How It Compares to Other Options
One A Day Prenatal Advanced sits in the middle of the prenatal market. It’s better than bare-bones prenatals that skip DHA or underdose iron, and it’s priced accessibly at most pharmacies and grocery stores. Its wide availability is a genuine advantage, since the best prenatal is one you actually take consistently.
Where it loses ground is against prenatals in the $25 to $40 range that include choline, iodine, methylfolate, and higher vitamin D. Brands at that tier often also carry third-party testing certifications. If budget is a primary concern, the Prenatal Advanced covers the highest-priority bases (iron, folate, DHA) at a lower cost. If you want comprehensive coverage and are willing to spend more, you can find formulas that fill the gaps this one leaves.

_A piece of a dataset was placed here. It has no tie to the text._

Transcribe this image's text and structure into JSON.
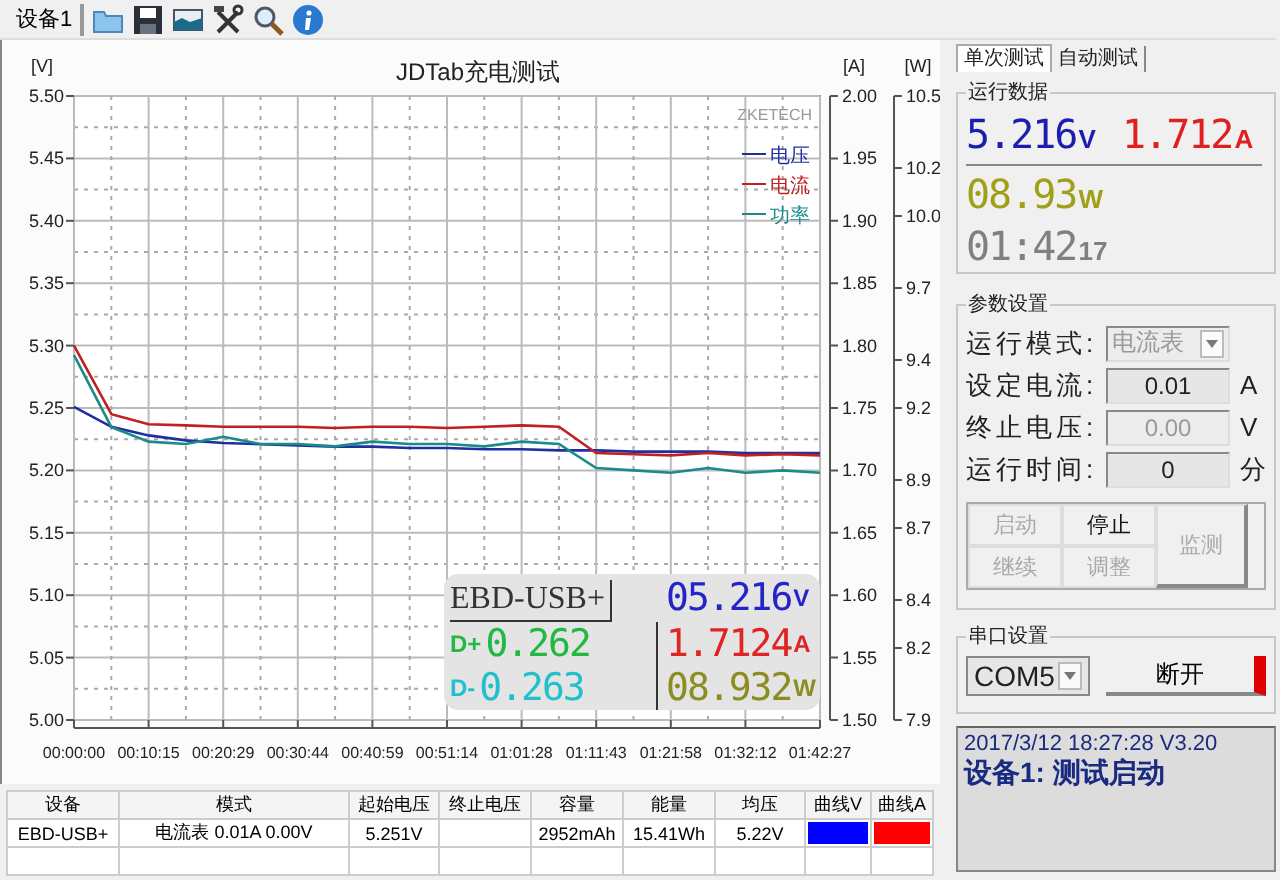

If you do stick with One A Day Prenatal Advanced, the most practical move is to supplement the missing nutrients separately. Two to three eggs daily can go a long way toward meeting choline needs, iodized salt contributes some iodine, and a standalone vitamin D supplement is inexpensive. That combination alongside the Prenatal Advanced would create a more complete nutritional foundation for pregnancy.